No momento do nascimento, o grito do bebê
é um importante sinal de saúde.
Conforme crescemos, esse comportamento natural ganha o estigma de fraqueza, instabilidade emocional ou até mesmo
de uma possível intenção manipulativa.
Mesmo assim, as pessoas mantêm o instinto que trazem da infância e podem exprimir
sentimentos em momentos íntimos, quando as lágrimas ganham outro significado: a
exorcização da aflição que afeta o humor e
o comportamento. “O cérebro chora, independentemente do processo cognitivo. O
cérebro precisa chorar para a regulação
emocional”, defende Armindo Freitas-Magalhães, diretor do Laboratório de Expressão Facial da Emoção da Universidade Fernando Pessoa, em Portugal.
De acordo com o pesquisador e autor
do livro O poder das lágrimas, as gotas salgadas produzidas pelos olhos em um momento emocional são “o colírio do cérebro”, que ajuda na recuperação dos estados psicológicos de tensão.
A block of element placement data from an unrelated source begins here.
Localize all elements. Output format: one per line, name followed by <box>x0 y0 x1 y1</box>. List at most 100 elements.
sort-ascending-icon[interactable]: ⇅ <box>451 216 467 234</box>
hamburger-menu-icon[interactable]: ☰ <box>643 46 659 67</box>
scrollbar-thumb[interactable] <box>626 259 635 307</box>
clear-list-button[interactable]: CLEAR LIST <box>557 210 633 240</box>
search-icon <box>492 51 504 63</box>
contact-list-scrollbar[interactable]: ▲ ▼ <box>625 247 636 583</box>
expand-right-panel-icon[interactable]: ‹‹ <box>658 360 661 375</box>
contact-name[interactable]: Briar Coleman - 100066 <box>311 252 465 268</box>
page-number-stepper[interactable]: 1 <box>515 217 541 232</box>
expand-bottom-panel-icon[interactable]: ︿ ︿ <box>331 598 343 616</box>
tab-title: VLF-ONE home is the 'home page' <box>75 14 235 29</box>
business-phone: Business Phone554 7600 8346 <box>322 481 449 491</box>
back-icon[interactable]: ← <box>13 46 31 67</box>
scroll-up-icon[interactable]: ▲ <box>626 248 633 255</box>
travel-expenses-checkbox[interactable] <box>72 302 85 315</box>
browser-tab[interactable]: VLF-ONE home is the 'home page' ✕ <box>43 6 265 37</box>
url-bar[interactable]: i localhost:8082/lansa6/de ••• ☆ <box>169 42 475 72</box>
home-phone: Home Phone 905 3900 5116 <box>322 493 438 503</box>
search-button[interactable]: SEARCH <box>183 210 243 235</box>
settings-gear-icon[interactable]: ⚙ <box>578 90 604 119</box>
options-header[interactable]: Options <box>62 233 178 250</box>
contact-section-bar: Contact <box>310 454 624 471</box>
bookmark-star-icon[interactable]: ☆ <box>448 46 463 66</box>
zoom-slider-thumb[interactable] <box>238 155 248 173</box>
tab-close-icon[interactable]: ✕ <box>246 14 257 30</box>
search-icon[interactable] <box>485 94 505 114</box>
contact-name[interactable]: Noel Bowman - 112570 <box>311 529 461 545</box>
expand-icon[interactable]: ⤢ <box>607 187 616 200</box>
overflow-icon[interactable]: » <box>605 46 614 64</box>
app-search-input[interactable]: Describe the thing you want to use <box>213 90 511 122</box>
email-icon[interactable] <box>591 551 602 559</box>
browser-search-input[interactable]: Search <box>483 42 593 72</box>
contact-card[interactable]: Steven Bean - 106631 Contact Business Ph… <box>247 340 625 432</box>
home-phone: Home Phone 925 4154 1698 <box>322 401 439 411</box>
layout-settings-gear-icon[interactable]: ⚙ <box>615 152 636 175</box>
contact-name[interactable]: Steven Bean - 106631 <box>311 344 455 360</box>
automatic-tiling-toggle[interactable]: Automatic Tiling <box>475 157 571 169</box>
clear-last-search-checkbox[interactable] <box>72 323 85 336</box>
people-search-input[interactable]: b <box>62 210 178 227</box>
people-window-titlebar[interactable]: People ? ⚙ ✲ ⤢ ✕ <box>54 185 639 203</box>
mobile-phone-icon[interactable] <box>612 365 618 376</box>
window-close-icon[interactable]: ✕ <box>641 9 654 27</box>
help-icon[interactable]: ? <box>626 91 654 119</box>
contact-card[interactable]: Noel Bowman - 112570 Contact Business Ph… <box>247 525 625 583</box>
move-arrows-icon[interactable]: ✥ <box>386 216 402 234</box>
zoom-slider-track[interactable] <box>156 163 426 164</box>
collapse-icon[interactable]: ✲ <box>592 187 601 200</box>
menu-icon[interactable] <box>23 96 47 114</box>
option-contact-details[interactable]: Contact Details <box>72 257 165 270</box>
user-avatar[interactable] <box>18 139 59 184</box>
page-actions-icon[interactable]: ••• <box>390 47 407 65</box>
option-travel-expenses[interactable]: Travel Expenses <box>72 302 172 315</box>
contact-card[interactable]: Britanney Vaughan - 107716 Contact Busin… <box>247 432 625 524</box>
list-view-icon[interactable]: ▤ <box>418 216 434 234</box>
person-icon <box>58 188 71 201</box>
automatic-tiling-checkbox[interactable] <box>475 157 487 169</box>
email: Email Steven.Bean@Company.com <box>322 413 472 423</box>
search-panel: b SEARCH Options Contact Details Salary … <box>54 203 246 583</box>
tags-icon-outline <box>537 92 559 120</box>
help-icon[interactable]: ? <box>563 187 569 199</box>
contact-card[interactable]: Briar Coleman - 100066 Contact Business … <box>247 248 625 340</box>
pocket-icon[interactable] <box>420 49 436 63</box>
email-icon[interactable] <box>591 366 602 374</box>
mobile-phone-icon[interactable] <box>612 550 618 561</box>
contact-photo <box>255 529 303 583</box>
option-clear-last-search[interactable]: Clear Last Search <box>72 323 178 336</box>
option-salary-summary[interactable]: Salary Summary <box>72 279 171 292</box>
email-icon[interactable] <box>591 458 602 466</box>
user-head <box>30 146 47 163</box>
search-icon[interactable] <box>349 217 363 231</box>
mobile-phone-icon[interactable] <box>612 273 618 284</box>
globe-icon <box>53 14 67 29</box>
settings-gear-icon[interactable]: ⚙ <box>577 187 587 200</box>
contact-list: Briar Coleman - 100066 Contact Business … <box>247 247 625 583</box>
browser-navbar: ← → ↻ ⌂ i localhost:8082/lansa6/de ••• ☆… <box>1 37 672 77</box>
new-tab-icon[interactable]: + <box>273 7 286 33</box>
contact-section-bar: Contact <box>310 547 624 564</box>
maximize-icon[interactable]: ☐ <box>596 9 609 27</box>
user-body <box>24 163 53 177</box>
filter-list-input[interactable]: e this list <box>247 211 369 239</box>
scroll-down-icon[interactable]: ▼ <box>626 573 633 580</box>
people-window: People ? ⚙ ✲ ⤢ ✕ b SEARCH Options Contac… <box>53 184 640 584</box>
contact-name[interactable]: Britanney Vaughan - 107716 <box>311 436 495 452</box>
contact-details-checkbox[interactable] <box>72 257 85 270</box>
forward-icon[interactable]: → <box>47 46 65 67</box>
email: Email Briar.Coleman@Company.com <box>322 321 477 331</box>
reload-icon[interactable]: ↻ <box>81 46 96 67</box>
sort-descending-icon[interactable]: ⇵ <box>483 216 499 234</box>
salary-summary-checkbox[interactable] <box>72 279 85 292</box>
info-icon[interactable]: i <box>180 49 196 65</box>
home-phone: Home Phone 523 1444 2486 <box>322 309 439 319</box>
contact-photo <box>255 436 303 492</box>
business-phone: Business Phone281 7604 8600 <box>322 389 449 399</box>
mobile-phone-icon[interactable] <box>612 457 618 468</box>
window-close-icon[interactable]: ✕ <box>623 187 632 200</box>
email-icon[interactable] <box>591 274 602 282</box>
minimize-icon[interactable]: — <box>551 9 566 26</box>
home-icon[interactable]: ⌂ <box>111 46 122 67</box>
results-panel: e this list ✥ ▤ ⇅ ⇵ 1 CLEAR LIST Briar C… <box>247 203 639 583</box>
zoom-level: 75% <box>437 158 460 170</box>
Portanto, ele
afirma que esse comportamento não deveria ser reprimido por homens ou mulheres, sejam eles adultos ou crianças. “As lágrimas representam um poder que foi sendo alterado ao longo da história, desde o
tempo em que chorar era demonstração
de fraqueza até aos dias de hoje, quando a
tolerância perante as lágrimas chega ao
ponto de considerá-las um vestígio de verdade e de vantagem.”